Aaron Picozzi is a research associate for the military fellows at the Council on Foreign Relations.
The United States has recently enjoyed the tactical benefit of fighting enemies incapable of matching the technological prowess of the U.S. military. The use of modern weaponry against relatively antiquated forces has led to successful operations on the battlefield, particularly against the Taliban in Afghanistan. The U.S. military’s high-tech upper hand relies upon the leverage of these technological disparities, and in turn, has fostered an inflated level of combat supremacy. This problem resonates from foot soldiers to the highest level commanders and planners.
Confidence in the reliability and accuracy of combat technology has not been an issue of concern for the United States during recent or ongoing conflicts. However, in the face of Russian aggression toward Ukraine and Chinese expansion in the contested South and East China Seas, the massive benefit of American technology will be limited during conflict with either competitor. Either country could match what the United States has seen as their unique advantage for the past twenty-five years. There are even certain technologies upon which the United States has relied that could be equally countered, or even rendered useless, by the modernized militaries of China or Russia.
By relying upon satellite communication and positioning, the U.S. military has become accustomed to having a decisive advantage in terms of battlefield awareness. The enemy will not need to disrupt U.S. communications or GPS using interference methods, such as jamming, spoofing, or lazing; their loss of credibility and reliability due to a failure to advance the technology will render them obsolete.
The U.S. military claims that it is taking steps to galvanize the tenants of basic navigation in its servicemembers, but running a five point “land nav” course within the limits of a few blurry grid squares does nothing more than check a box. Continued attention to these tasks will be necessary to consider them a viable backup.
The same can be said for the U.S. Navy’s reintroduction of celestial navigation—navigation based on measurements of the time and position of the sun, moon, and stars. However, a day looking through the sextant doesn’t make someone ready to circle the globe in their schooner. Uncertainty surrounding the accuracy of GPS coordinates will cause, at the very least, the need to verify locations through less advanced means—a tedious process prone to human error. These rudimentary skills are perishable and have not been relied upon for years.
“Owning the night”— the U.S. military’s ability to operate in the cover of darkness thanks to night vision and thermal devices—will no longer be a predetermined advantage when the enemy is equally advanced and funded.
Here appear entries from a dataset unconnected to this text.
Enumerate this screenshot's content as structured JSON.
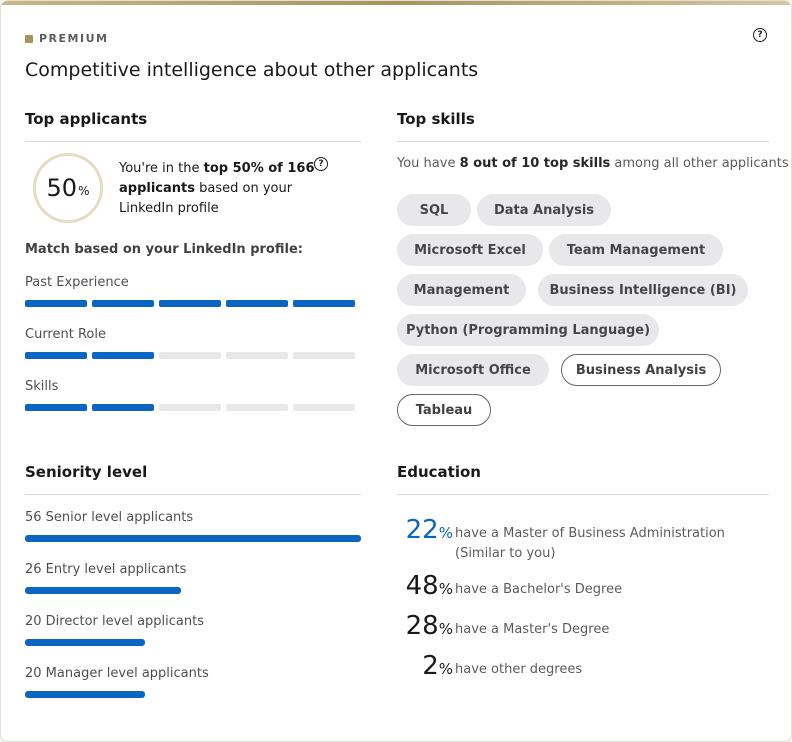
{
  "header": {
    "premium_label": "PREMIUM",
    "title": "Competitive intelligence about other applicants",
    "help_icon": "question-circle-icon"
  },
  "top_applicants": {
    "heading": "Top applicants",
    "percent": "50",
    "percent_sign": "%",
    "rank_prefix": "You're in the ",
    "rank_bold": "top 50% of 166 applicants",
    "rank_suffix": " based on your LinkedIn profile",
    "match_heading": "Match based on your LinkedIn profile:",
    "criteria": [
      {
        "label": "Past Experience",
        "filled": 5,
        "total": 5
      },
      {
        "label": "Current Role",
        "filled": 2,
        "total": 5
      },
      {
        "label": "Skills",
        "filled": 2,
        "total": 5
      }
    ]
  },
  "top_skills": {
    "heading": "Top skills",
    "summary_prefix": "You have ",
    "summary_bold": "8 out of 10 top skills",
    "summary_suffix": " among all other applicants",
    "skills": [
      {
        "label": "SQL",
        "matched": true
      },
      {
        "label": "Data Analysis",
        "matched": true
      },
      {
        "label": "Microsoft Excel",
        "matched": true
      },
      {
        "label": "Team Management",
        "matched": true
      },
      {
        "label": "Management",
        "matched": true
      },
      {
        "label": "Business Intelligence (BI)",
        "matched": true
      },
      {
        "label": "Python (Programming Language)",
        "matched": true
      },
      {
        "label": "Microsoft Office",
        "matched": true
      },
      {
        "label": "Business Analysis",
        "matched": false
      },
      {
        "label": "Tableau",
        "matched": false
      }
    ]
  },
  "seniority": {
    "heading": "Seniority level",
    "levels": [
      {
        "label": "56 Senior level applicants",
        "count": 56
      },
      {
        "label": "26 Entry level applicants",
        "count": 26
      },
      {
        "label": "20 Director level applicants",
        "count": 20
      },
      {
        "label": "20 Manager level applicants",
        "count": 20
      }
    ]
  },
  "education": {
    "heading": "Education",
    "percent_sign": "%",
    "items": [
      {
        "value": "22",
        "text": "have a Master of Business Administration (Similar to you)",
        "highlight": true
      },
      {
        "value": "48",
        "text": "have a Bachelor's Degree",
        "highlight": false
      },
      {
        "value": "28",
        "text": "have a Master's Degree",
        "highlight": false
      },
      {
        "value": "2",
        "text": "have other degrees",
        "highlight": false
      }
    ]
  },
  "colors": {
    "accent": "#0a66c2",
    "premium_gold": "#a8935e",
    "bar_empty": "#e8e8e8",
    "pill_bg": "#e8e8ea"
  }
}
Confrontations with more sophisticated militaries will also reduce the advantage of the integrative digital webbing that meshes military command and control. Secure communications with soldiers on the ground are only valued when that security is guaranteed, otherwise the weight, complexity, and unreliability would render current communications equipment nearly obsolete.
The air domain has seen the greatest disparity in recent U.S. conflicts. Drones are instrumental to U.S. military operations, as they are able to patrol and surveil for longer periods of time than their manned counterparts, without the risk of pilot fatigue. The lifeblood behind these tools lies in their ability to transfer data. There are conflicting claims that states, including Iran, have hacked U.S. drones, but the insurgencies and fractured governments in the U.S. crosshairs have, so far, lacked the ability to significantly disrupt data streams. China and Russia have the capability to, and likely would, target both the physical and intangible assets of the United States during a time of conflict. Both countries have showcased their ability to operate in the cyber domain, either by stealing plans for military aircraft, or accessing the Pentagon’s e-mail system.
In order to further protect valuable data streams from cyberattacks, the Pentagon has tasked the Defense Advanced Research Projects Agency (DARPA) with fortifying the physical and intangible backbones of high-tech systems—a goal that still remains out of reach. Until the security and reliability of these data streams can be assured, the dependability of remotely operated assets will remain uncertain. However, the United States also has the capacity to disrupt data streams of Russia and China, at least putting them at an equal disadvantage.
This is not a luddites anthem, but a warning that America’s technological advantage is not absolute. Perhaps it’s time to shed the “technological snivel” and embrace the fundamentals of warfare. Soldiers need to “shoot, move, and communicate” no matter the circumstances. As the tech gap continues to close between combatants—either through globalization or proliferation—militaries will have to increasingly rely upon their “archaic” skills. These skills must therefore remain sharp and be used often, not only as a contingent. If the American military continues to solely rely on the bells and whistles brought about by modernity, all that will be left when facing an equally equipped force is a complicated machine, devoid of advantage.